If so, I get an answer for your example of 4 indistinguishable balls and 3 distinguishable baskets much greater than 12 ways.
1 way to distribute none.
3 distinguishable ways to distribute 1 ball.
3 distinguishable ways to distribute 2 balls, both in the same basket.
3 distinguishable ways to distribute 2 balls, each in a different basket.
3 distinguishable ways to distribute 3 balls, all in the same basket.
6 distinguishable ways to distribute 3 balls, two in the same basket.
1 distinguishable way to distribute 3 balls, each in a different basket.
3 distinguishable ways to distribute 4 balls, all in one basket.
6 distinguishable ways to distribute 4 balls, three in the same basket and one in another.
3 distinguishable ways to distribute 4 balls, two in one basket and two in another.

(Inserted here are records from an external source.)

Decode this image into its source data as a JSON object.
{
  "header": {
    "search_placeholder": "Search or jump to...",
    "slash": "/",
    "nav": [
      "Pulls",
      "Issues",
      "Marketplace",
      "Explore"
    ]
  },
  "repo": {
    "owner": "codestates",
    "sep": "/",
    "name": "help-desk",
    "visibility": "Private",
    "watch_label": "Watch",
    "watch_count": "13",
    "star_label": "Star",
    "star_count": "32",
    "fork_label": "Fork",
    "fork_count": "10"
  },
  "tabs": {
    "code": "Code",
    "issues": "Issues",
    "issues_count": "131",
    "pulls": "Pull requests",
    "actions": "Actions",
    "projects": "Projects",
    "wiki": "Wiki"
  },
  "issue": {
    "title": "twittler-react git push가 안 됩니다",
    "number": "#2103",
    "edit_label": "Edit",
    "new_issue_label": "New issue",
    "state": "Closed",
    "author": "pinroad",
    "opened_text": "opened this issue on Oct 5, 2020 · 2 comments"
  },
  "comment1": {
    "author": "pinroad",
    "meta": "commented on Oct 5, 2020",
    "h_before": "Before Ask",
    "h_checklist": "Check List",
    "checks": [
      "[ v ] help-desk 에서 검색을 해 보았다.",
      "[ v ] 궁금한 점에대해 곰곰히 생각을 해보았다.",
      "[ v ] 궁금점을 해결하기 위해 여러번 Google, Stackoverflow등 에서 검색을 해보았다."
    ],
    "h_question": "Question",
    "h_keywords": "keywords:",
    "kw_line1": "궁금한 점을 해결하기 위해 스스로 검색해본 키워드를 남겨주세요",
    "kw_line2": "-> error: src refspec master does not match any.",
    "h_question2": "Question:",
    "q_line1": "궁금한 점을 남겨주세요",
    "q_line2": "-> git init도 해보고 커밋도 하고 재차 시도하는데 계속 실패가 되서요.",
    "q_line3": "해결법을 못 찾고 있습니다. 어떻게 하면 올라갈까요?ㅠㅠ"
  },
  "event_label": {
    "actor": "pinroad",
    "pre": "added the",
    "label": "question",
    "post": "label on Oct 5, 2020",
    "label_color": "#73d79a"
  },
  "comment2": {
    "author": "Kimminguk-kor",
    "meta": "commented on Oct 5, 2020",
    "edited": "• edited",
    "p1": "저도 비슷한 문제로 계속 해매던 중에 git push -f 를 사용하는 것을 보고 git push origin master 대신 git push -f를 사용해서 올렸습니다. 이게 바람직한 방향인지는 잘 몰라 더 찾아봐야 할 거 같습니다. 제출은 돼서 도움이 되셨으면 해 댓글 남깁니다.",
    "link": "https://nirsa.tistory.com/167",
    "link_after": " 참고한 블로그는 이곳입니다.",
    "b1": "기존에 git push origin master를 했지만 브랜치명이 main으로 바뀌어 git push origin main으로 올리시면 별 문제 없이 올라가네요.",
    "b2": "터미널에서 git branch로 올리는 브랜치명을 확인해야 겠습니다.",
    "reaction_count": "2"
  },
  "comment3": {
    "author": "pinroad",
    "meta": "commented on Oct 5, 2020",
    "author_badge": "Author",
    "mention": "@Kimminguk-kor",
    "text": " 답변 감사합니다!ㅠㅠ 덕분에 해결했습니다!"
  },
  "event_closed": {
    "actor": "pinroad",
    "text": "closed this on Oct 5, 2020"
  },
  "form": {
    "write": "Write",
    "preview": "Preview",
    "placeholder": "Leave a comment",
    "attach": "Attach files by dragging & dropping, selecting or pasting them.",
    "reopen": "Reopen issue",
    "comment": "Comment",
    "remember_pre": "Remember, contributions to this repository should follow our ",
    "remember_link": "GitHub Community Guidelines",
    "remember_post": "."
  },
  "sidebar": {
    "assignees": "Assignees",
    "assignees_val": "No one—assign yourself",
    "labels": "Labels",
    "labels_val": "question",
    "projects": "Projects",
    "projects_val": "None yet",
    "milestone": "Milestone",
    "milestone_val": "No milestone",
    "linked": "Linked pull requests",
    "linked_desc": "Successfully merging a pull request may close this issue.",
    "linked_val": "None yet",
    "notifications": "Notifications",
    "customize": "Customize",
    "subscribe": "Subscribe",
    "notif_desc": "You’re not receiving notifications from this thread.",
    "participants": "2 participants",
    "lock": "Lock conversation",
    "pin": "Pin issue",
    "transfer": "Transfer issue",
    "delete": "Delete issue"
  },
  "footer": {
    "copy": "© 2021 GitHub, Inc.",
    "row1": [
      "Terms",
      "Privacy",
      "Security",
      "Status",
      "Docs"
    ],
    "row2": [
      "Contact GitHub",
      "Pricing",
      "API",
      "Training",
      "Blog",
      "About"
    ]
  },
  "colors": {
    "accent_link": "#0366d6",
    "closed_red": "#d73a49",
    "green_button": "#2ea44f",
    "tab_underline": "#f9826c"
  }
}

3 distinguishable ways to distribute 4 balls, two in one basket, and the other two in different baskets.
That comes to 35 ways, not 12.
If all the balls must be distributed, I get 15 (not 12) ways, 3 ways to put all 4 into 1 basket, 6 ways to put 3 in 1 basket and 1 in a different basket, 3 ways to put 2 balls into 1 basket and 2 in another, and 3 ways to put 2 balls in 1 basket and 1 ball in each of the other 2 baskets.
So the answer may be easy, but it is not 12 ways. Consequently, I may not understand the question? Please clarify!